The incoming Biden administration follows a Trump presidency heavily defined by a trade war with China that has created collateral damage around the globe and including the Arab world.
The hope of many states in the region that stand to lose from continuing tensions between these two great powers is that there will be of some kind of rapprochement that repairs the relationship between Beijing and Washington.
But there has been no indication to date that there will be a dramatic change in the policy of aggressively addressing the trade gap with China.
“I think President Biden is going to be tough on China — but maybe a different kind of tough,” Stephen Lamar, CEO of the American Apparel & Footwear Association, said earlier this week.

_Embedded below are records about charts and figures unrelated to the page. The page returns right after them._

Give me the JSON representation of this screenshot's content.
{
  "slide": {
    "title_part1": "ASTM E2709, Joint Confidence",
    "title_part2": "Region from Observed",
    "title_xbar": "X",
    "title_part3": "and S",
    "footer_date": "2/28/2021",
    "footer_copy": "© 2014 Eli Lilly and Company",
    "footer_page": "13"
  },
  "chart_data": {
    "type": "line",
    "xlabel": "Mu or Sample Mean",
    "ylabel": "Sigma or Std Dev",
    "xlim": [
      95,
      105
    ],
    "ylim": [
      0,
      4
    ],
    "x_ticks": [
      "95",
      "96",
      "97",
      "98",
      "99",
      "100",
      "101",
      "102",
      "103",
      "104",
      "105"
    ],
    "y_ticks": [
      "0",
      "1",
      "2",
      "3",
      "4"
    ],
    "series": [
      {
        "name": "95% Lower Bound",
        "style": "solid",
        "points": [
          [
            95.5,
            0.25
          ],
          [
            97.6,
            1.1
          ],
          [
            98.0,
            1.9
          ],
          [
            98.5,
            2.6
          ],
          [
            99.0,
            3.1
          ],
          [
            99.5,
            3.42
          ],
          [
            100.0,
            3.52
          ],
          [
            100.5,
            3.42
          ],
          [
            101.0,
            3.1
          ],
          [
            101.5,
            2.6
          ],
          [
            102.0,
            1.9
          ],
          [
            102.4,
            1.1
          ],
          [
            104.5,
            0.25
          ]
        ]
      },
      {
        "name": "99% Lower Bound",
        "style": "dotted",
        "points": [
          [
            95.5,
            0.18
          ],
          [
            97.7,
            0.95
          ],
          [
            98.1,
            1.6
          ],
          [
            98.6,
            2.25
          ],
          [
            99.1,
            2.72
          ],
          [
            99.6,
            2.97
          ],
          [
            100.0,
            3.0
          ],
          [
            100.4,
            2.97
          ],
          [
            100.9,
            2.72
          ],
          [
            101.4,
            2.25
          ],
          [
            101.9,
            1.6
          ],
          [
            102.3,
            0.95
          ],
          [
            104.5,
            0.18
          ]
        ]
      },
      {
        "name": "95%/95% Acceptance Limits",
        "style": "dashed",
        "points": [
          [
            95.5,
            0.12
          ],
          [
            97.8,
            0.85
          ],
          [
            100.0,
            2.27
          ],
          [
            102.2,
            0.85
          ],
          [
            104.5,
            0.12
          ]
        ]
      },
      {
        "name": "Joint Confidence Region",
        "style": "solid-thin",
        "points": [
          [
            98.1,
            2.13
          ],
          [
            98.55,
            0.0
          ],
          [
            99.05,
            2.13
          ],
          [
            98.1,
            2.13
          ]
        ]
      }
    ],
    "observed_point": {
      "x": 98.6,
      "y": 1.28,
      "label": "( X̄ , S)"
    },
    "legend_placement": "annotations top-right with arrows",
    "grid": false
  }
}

President-elect Joe Biden has said that he will work with US allies to set the rules in global trade.
This may represent one of the more significant differences in style between both administrations.
While President Trump’s trade policy was unilateral in its approach to China and to a lesser extent with the EU, Biden wants to pursue a multilateral approach in aligning like-minded allies to counter the rising influence of China on the global stage.
This strategy may have significant implications for how US trade with the region will be defined in the years ahead.
One of Trump’s first big announcements soon after entering office was to withdraw from the Trans-Pacific Partnership (TPP) that had originally been floated by the Obama administration.
Less than four years later, 15 Asia-Pacific countries, including China, have just signed up to the Regional Comprehensive Economic Partnership (RCEP) — effectively the world’s largest trade deal.
Encompassing almost a third of the people on the planet, the wide-ranging agreement will demand a major response from the US.
“We make up 25 percent of the world’s trading capacity, of the economy of the world. We need to be aligned with the other democracies — another 25 percent or more — so that we can set the rules of the road,” Biden said.
The alternative would be to have “China and others dictate outcomes because they are the only game in town,” he said.